GREEN BAY, Wis. -- No one should mistake it for The Drive. Or the Drive II. Or even call it the Drive III. But a season-long 98-yard touchdown march to break a tie game in the fourth quarter on a snowy day at Lambeau Field will go down as noteworthy for this reason: It kept the Green Bay Packers' season alive for at least another week.
It was the difference between a 6-6 record -- and staying two games behind the first-place Detroit Lions in the NFC North -- and an all-but-dead 5-7 and three games back with four to play.
It turned a 7-7 game that had rankled the nerves of many of the 77,867 in the stands into a 21-13 victory on a vintage Green Bay December afternoon.
Whether it was the steady snow that turned Lambeau Field into a skating rink or just more feeble offense by the Packers, it wasn’t until midway through the second half that Aaron Rodgers and the offense did anything to resemble what they showed in last Monday night’s win over the Philadelphia Eagles.
"We needed it," Packers coach Mike McCarthy said of the 98-yard drive that covered the end of the third quarter and the start of the fourth.
It started after a risky decision by McCarthy to try a fourth-and-2 run by fullback Aaron Ripkowski, who got stopped about a foot short. Although the Texans couldn’t parlay that field position into any points, they pinned the Packers back at their own 2-yard line with 3:02 left in the third quarter.
To that point, the Packers had mustered just 112 yards of total offense.
And then McCarthy and Rodgers found something. Ty Montgomery ran for 13 yards to convert a third-and-1 followed by a sliding 10-yard catch by Jared Cook on third-and-8. Davante Adams, shut out for the first three quarters, caught a 17-yarder on the right sideline before Rodgers found a wide-open Jordy Nelson for a 32-yard touchdown after Texans cornerback Charles James wiped out in the snow.
Twelve plays, 98 yards for the Packers’ longest drive of the season and a 14-7 lead early in the fourth quarter.
As if to show it wasn’t a fluke, the Packers came back with an eight-play, 89-yard touchdown drive that featured more of Nelson -- a 21-yarder and a 28-yarder that put him over 100 yards for the day -- on the next possession to put the game away.
"We just needed to put something together," Rodgers said. "It starts with one first down when you’re backed up. We had some good field position early in the game and kind of squandered it. Our last few drives were back on the 2, the 10 or 11. So for us to put together two drives of over 180 yards of offense was pretty special. We had obviously a couple good drives last week to close the game out. Did the same this week."
John Elway and the Denver Broncos don’t have to worry about the Packers stealing their fame for The Drive (the 1986 AFC title game) or The Drive II (the 1991 AFC divisional playoff game), and if the Packers don’t turn this into a playoff berth, it will be nothing more than a footnote to the 2016 season.

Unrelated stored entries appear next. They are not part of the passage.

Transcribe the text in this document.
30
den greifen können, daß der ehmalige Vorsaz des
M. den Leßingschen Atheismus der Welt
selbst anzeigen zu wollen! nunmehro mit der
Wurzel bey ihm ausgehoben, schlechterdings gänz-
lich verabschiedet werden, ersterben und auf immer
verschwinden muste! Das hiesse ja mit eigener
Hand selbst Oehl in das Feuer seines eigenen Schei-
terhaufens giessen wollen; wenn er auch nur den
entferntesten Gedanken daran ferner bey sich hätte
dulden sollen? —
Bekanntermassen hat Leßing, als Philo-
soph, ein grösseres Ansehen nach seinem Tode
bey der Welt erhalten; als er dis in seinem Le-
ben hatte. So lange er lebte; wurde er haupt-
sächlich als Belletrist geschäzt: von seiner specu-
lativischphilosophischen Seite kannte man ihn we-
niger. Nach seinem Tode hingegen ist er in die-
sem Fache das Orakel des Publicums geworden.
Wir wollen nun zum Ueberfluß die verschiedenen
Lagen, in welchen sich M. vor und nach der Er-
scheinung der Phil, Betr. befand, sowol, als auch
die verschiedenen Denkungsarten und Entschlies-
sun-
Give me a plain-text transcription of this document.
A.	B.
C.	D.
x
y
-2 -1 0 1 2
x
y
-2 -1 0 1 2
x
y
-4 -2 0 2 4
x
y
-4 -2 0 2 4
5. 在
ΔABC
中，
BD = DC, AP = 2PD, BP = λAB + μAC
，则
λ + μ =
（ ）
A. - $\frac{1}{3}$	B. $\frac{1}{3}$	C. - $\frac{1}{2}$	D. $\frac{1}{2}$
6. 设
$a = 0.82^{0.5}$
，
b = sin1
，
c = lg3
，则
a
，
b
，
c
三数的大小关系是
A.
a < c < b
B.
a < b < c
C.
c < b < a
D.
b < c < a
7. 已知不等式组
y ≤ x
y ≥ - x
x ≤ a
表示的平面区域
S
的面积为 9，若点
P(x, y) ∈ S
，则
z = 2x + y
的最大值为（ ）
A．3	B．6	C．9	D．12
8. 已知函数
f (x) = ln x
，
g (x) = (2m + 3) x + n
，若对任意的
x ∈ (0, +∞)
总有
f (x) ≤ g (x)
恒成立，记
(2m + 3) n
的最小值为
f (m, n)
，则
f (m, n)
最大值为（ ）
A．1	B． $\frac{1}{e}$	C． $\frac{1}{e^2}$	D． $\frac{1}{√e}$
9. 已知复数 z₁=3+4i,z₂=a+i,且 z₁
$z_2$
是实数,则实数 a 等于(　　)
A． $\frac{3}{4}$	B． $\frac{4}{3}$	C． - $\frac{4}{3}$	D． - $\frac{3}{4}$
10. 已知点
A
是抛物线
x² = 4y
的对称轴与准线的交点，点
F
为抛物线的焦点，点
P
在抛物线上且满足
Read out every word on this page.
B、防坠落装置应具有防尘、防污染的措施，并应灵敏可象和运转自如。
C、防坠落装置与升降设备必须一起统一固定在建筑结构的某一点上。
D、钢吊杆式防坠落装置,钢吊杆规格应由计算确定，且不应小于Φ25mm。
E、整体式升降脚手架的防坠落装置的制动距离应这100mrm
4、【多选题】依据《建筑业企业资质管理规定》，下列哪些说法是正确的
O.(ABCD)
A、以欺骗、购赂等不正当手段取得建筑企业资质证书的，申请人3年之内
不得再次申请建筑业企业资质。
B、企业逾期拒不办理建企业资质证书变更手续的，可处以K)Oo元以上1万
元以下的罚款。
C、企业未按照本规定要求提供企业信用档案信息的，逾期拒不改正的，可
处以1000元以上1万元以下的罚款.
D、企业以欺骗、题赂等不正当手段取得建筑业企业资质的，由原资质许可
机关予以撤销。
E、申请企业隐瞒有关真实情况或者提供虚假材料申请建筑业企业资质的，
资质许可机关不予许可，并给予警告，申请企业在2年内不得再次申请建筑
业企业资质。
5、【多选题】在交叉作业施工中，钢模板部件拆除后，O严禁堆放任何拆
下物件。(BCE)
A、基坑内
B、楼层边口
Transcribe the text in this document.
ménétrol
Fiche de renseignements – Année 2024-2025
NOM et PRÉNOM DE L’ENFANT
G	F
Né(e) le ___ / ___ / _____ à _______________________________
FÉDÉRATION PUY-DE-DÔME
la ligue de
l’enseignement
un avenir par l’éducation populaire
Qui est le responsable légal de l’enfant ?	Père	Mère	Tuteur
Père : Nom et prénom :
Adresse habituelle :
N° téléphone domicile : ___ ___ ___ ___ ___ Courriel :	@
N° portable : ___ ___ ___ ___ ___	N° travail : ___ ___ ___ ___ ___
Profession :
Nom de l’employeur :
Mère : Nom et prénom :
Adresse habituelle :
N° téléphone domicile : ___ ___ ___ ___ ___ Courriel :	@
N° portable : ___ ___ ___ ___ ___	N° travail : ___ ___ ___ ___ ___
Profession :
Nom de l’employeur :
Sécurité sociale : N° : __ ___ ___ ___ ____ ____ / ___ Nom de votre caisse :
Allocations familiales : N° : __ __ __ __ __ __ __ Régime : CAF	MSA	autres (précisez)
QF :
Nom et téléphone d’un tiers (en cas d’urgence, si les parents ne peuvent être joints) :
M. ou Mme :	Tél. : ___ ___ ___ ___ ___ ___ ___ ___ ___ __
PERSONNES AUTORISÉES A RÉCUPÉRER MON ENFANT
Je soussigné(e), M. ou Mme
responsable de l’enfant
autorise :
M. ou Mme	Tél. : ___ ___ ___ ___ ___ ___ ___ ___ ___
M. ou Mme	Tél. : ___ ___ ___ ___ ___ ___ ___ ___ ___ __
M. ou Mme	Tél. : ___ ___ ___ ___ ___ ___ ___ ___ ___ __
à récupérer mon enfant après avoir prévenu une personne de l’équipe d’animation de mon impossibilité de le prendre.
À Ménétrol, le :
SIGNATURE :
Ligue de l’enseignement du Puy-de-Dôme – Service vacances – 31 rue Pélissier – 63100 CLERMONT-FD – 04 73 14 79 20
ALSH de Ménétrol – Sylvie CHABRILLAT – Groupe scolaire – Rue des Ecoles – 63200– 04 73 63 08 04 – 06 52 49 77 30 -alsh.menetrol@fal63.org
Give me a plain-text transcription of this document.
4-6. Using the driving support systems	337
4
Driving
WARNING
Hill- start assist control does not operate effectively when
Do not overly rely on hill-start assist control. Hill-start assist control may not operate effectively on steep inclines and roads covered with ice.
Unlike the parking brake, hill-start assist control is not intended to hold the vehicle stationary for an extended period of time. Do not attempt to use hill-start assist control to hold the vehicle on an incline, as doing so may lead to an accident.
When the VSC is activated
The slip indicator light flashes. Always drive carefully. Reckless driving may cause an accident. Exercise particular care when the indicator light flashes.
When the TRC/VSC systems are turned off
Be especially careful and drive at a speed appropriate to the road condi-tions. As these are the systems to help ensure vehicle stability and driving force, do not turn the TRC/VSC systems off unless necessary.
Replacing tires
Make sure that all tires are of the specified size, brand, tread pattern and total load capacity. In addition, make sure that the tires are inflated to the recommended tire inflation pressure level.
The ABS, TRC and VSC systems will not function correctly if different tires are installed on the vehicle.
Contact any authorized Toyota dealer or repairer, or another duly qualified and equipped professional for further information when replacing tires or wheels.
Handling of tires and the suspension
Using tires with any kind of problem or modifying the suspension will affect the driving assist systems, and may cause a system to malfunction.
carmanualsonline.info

But if the Packers’ second straight win indeed helps them “run the table” -- as Rodgers suggested was possible less than two weeks ago -- then it will have its place in Green Bay’s football lore.
"Finishing the game; we found a way to get a win and that's what it's all about," said receiver Randall Cobb, who did a snow angel in the end zone after his 9-yard touchdown catch in the second quarter. "We didn't play as well as we would have liked to throughout the game, but when it mattered, we were able to get the job done."